The University of the Balearic Islands (UIB) has condemned this Sunday the U.S. bombing of Venezuela and the alleged “kidnapping” of President Nicolas Maduro, while calling for strict respect for international legality, fundamental rights and the role of multilateral institutions. The Balearic academic institution has thus established its position in one of the international conflicts that currently attracts most media attention.
In a communiqué approved by the Board of Directors, the university stresses that the military actions carried out unilaterally against a sovereign state, as well as the arrest of its head of state, cannot be understood as isolated events. In its opinion, these events are part of a broader process of weakening of the current international order, with consequences that transcend the specific case of Venezuela.
“Serious setback”
The UIB warns that the renunciation of international law and the bodies created to ensure compliance with it is “a serious setback” for peace, security and global coexistence, breaking the mechanisms of dialogue and cooperation between countries. According to the university, such actions favor unilateral imposition and the law of the strongest, to the detriment of the principles governing relations between states.

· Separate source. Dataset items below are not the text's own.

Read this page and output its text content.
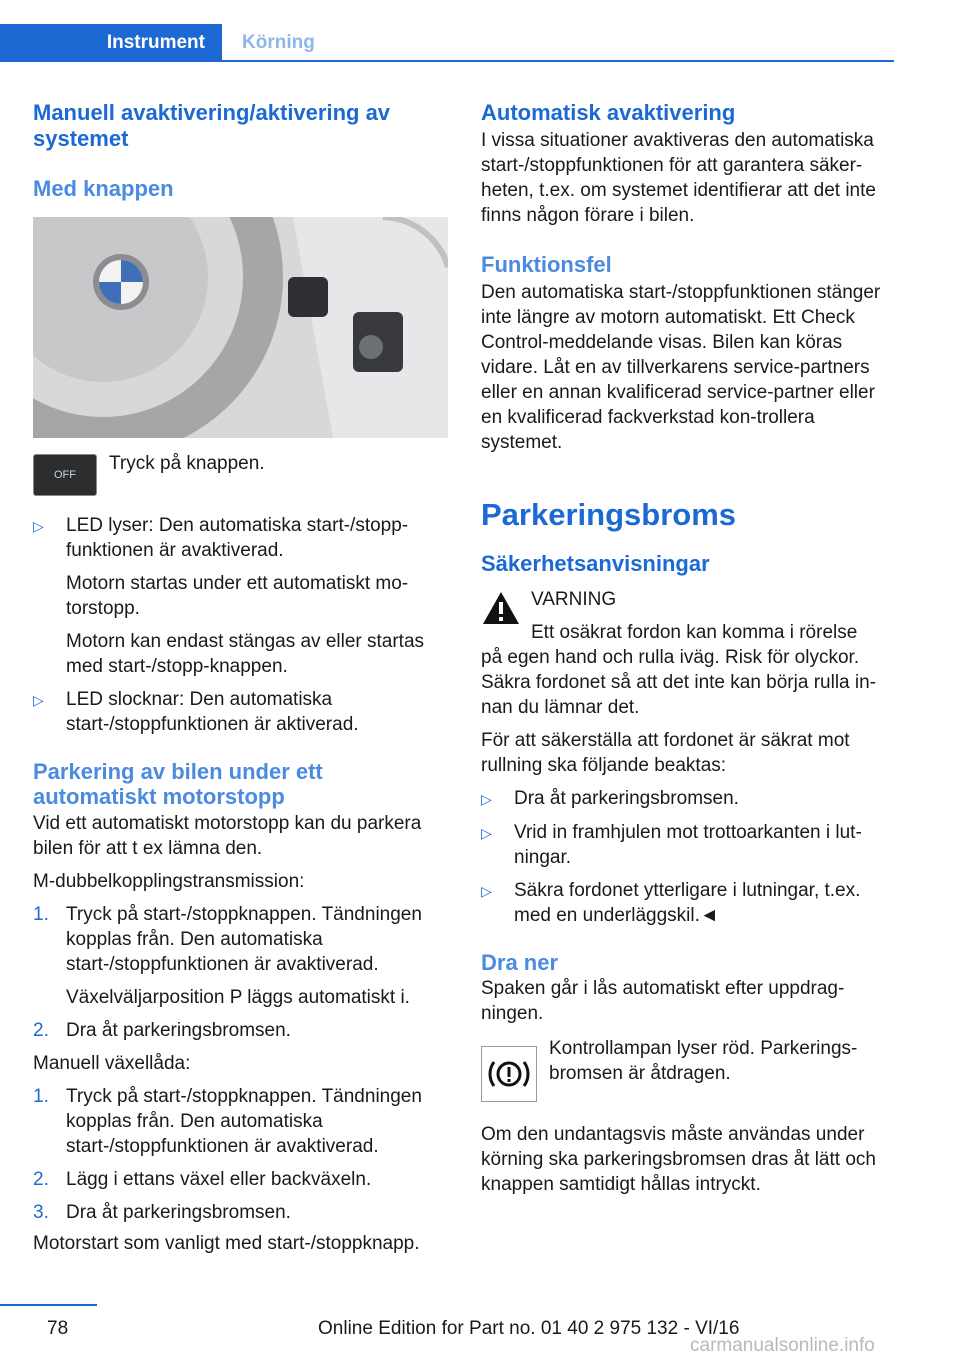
Instrument	Körning
Manuell avaktivering/aktivering av systemet
Med knappen
OFF

Tryck på knappen.

▷	LED lyser: Den automatiska start-/stopp-funktionen är avaktiverad.

Motorn startas under ett automatiskt mo-torstopp.

Motorn kan endast stängas av eller startas med start-/stopp-knappen.

▷	LED slocknar: Den automatiska start-/stoppfunktionen är aktiverad.

Parkering av bilen under ett automatiskt motorstopp

Vid ett automatiskt motorstopp kan du parkera bilen för att t ex lämna den.

M-dubbelkopplingstransmission:

1. Tryck på start-/stoppknappen. Tändningen kopplas från. Den automatiska start-/stoppfunktionen är avaktiverad.

Växelväljarposition P läggs automatiskt i.

2. Dra åt parkeringsbromsen.

Manuell växellåda:

1. Tryck på start-/stoppknappen. Tändningen kopplas från. Den automatiska start-/stoppfunktionen är avaktiverad.

2. Lägg i ettans växel eller backväxeln.

3. Dra åt parkeringsbromsen.

Motorstart som vanligt med start-/stoppknapp.

Automatisk avaktivering

I vissa situationer avaktiveras den automatiska start-/stoppfunktionen för att garantera säker-heten, t.ex. om systemet identifierar att det inte finns någon förare i bilen.

Funktionsfel

Den automatiska start-/stoppfunktionen stänger inte längre av motorn automatiskt. Ett Check Control-meddelande visas. Bilen kan köras vidare. Låt en av tillverkarens service-partners eller en annan kvalificerad service-partner eller en kvalificerad fackverkstad kon-trollera systemet.

Parkeringsbroms
Säkerhetsanvisningar

VARNING

Ett osäkrat fordon kan komma i rörelse

på egen hand och rulla iväg. Risk för olyckor. Säkra fordonet så att det inte kan börja rulla in-nan du lämnar det.

För att säkerställa att fordonet är säkrat mot rullning ska följande beaktas:

▷	Dra åt parkeringsbromsen.

▷	Vrid in framhjulen mot trottoarkanten i lut-ningar.

▷	Säkra fordonet ytterligare i lutningar, t.ex. med en underläggskil.◄

Dra ner

Spaken går i lås automatiskt efter uppdrag-ningen.

Kontrollampan lyser röd. Parkerings-bromsen är åtdragen.

Om den undantagsvis måste användas under körning ska parkeringsbromsen dras åt lätt och knappen samtidigt hållas intryckt.

78	Online Edition for Part no. 01 40 2 975 132 - VI/16
carmanualsonline.info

The communiqué stresses that when common norms are ignored or eroded, the consequences are directly transferred to the protection of human rights and the security of civilian populations, not only in Venezuela, but in the international community as a whole. In this context, the academic institution warns of the risk of normalizing actions outside international legal frameworks.
Finally, the Board of Directors of the UIB assures that in recent years there has been a “growing concern” about the repeated violation of international norms, accompanied by “deliberate and systematic” attempts to dismantle the multilateral system that sustains them. For the university, this scenario demands a firm response from the institutional and academic sphere in defense of international law.